Hick’s Pragmatic Argument against Religious Particularism

Kai-man KWAN

        Hick says, "At the end of the twentieth century Christianity is in deep crisis. The theological structure developed by the Western church has come to seem hollow and irrelevant to the majority of Westerners, and seems foreign and alien, as an extension of Western cultural hegemony, to many Christians in Africa, India, China, and the East generally."[1] One aspect of this crisis is "the widespread realization that Christianity is only one among several great world religions. Judaism, Islam, Hinduism, Buddhism now appear to many as different but, judging by their fruits in human life, equally authentic responses to God, the Divine, the Ultimate, the Real."[2] So we have an urgent need to rethink Christianity's dogmas of superiority. For Hick, only religious pluralism can help us to express an "intellectually honest and realistic Christian faith" Only it can "speak to the deep religious concern that exists as strongly as ever among a Western population that has long since ceased to be captivated by traditional institutional religion."[3] It is shown by the fact that "growing numbers of church members" resort to a metaphorical understanding of the creeds.[4] All in all, Hick thinks that pluralism is not only theoretically superior to particularism, it is also practically necessary for the future survival of Christianity.

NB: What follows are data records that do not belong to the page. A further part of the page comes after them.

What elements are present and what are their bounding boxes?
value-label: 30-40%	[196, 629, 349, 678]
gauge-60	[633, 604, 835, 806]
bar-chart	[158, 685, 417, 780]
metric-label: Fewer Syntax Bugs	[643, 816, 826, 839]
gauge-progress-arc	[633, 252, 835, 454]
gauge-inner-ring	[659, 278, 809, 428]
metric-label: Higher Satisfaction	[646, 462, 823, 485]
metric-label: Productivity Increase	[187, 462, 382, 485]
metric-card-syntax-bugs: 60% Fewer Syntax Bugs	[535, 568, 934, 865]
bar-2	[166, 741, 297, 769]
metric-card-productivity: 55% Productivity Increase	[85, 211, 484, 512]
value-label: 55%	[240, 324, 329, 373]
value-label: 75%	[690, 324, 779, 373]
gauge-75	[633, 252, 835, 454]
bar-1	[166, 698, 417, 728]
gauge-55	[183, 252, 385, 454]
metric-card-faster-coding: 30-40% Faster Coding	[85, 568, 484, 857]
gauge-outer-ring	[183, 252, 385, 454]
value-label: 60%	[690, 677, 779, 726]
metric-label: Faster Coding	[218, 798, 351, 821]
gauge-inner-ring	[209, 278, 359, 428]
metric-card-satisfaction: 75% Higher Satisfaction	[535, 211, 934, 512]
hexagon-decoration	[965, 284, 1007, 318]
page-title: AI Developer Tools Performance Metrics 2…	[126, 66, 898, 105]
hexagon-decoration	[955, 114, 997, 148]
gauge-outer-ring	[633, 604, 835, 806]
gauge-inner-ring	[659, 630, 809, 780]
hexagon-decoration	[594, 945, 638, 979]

        However, the alleged pragmatic advantages of religious pluralism over particularism seem dubious to me:
1)      For the thoroughly secularised Western people, both religious pluralism and exlcusivism are equally nonsensical.
2)      For those Westerners who are alienated by the traditional dogmas of the Church but who are still spiritually minded, pluralism might help them to make peace with the Church but it will not encourage commitment: why can't they find spiritual satisfaction elsewhere?
3)      For those who want a reason for their commitment to Christianity, religious pluralism will only remove their rationales for coming to the Church or believing in Christianity!
4)      In Asia, Africa, etc., Christianity is only one among many other native and non-native religions which have been there for a long time. If the Asian people are told that Christianity cannot offer anything that cannot be obtained from their old options, why then do they need to choose Christianity? As an Asian, I think Hick’s comment on the Asian Christians is wide of the mark. I suspect what he says there is largely based on his reading of the “Asian theologians,” who can hardly represent Asian Christians.

For the above reasons, I doubt that religious pluralism is practically more appealing than particularism to the majority of people, East and West. This view is borne out by the following facts. The crisis of religion Hick mentions is only a localized one if we view the problem globally. It is mainly confined to populations deeply influenced by the secularization trend, i.e., Europeans and intellectuals. Among many other places, there is no such crisis.[5] Even in Europe and the USA, the churches which can hold up to the corrosion of secularization are those which resist religious pluralism or other kinds of non-realism. In UK, the decline of church membership set in after 50's: "by 1990 the total figure was down to 5.6 million (3.4 million Protestant and 2.2 million Catholic) and this amounted to a modest 12% of the adult population. The current figure is about 14%, an increase largely explained by the rise in independent pentecostal and evangelical churches."[6] Michael Green points out, "I cannot help noticing that it is the Bible-believing evangelical and charismatic churches around the world which are growing so fast, and that is as much the case in the Anglican communion as it is in other denominations. The plain truth of the matter is that reductionist 'liberal' reinterpretations of Christianity, based on the sufficiency of human reason, rather than on biblical revelation, have little to offer us, though they are still prevalent in many of our theological institutions and among many senior churchmen."[7] The story of the decline of the mainline churches in the United States is also well-known. Hick seems to be so conditioned by his own academic environment that he is blind to these obvious facts.

[1] Hick, A Christian Theology of Religions, p. ix.
[2] Ibid.
[3] Ibid.
[4] Ibid., p. 9.
[5] Kai-man Kwan, “A Critical Appraisal of a Non-Realist Philosophy of Religion: An Asian Perspective.” Philosophia Christi, Series 2 Volume 3, Number 1 (2001), pp. 225-235.
[6] Philip F. Esler, "Introduction: Christianity for the Twenty-First Century," in Christianity for the Twenty-First Century, ed. Philip F. Esler (Edinburgh: T and T Clark, 1998), pp. 1-2.
[7] "The Scope of the Cosmic Christ," in Grace and Truth in the Secular Age, ed. Timothy Bradshaw (Grand Rapids, Michigan, Eerdmans, 1998), p. 11.